Fiquei impressionada em ler na sexta-feira, dia 6 de janeiro, que uma magistrada usou a CF e o CC para "fundamentar" que a ética jornalística limita a liberdade de imprensa.

quinta-feira, 12 de janeiro de 2017

Atualizado às 10:34

Quem lê jornais e revistas desde a década de 50 talvez não se lembre, mas, nem sempre as reportagens eram como são (ou deveriam ser) hoje. Nos anos 60, um grupo de americanos inovou ao criar o conceito de "New Journalism", o Novo Jornalismo em tradução literal que nada mais é do que uma boa reportagem, bem apurada e muito bem escrita como se literatura fosse.

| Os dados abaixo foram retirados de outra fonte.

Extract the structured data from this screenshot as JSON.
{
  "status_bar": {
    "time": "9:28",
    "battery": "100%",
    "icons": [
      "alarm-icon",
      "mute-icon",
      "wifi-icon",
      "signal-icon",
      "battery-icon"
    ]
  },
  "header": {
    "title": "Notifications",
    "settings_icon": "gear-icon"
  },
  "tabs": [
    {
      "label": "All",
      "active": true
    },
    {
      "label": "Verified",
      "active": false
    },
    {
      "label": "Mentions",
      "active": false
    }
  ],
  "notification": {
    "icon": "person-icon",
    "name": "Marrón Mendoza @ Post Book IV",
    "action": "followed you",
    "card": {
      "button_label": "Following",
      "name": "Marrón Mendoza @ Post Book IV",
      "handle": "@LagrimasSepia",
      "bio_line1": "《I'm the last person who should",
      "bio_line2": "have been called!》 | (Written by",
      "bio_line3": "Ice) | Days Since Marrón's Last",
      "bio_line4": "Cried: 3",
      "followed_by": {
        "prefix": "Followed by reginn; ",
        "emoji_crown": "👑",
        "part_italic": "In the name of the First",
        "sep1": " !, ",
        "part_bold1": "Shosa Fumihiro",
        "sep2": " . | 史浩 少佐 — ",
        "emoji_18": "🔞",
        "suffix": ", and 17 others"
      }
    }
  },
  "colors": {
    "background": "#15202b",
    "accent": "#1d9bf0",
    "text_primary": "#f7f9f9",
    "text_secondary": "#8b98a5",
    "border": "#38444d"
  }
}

Deste movimento, muitos nomes se destacaram mundialmente. Sabe "Bonequinha de Luxo", o filme da Audrey Hepburn? É baseado em um conto de um dos maiores jornalistas desta época, Truman Capote, que também escreveu "A Sangue Frio" (a história de como ele trabalha foi contada em Capote e Philip Seymour Hoffman ganhou o Oscar de melhor ator por interpretar o papel título).

Todos são excelentes, mas o meu favorito é o Gay Talese. Ele nos ensina até hoje como uma boa reportagem é feita: sujando os sapatos. Seu livro sobre o The New York Times, "O Reino e o poder", é uma das melhores obras do jornalismo e da literatura.

Em termos de reportagem, são raros os que chegam ao nível dele que inovou ainda mais que seus colegas quando publicou "Frank Sinatra has a cold". Gay Talese tinha que fazer um perfil do Frank Sinatra, mas, vejam só, o cantor não queria conceder uma entrevista. Como o repórter é mestre na arte de sujar sapatos, lá se foi ele e entrevistou todo mundo (repito: TODO MUNDO) menos o Frank Sinatra. O título, algo como "Frank Sinatra está resfriado" criou um alvoroço quando chegou às bancas (para os jovens, é aquele lugar onde vendiam jornais. Jornais, ah, vocês sabem o que são jornais!). "Sinatra resfriado é como Picasso sem tinta e uma Ferrari sem combustível", escreveu.

Uma reportagem não necessariamente tem que ouvir o outro lado porque muitas vezes não tem outro lado para contar. Ou não queria contar, como foi o caso de quem cantou "New York, New York". E reportagem, é bom dizer, difere de nota que, por definição, é um texto curto. A nota pode ser opinativa- a reportagem não.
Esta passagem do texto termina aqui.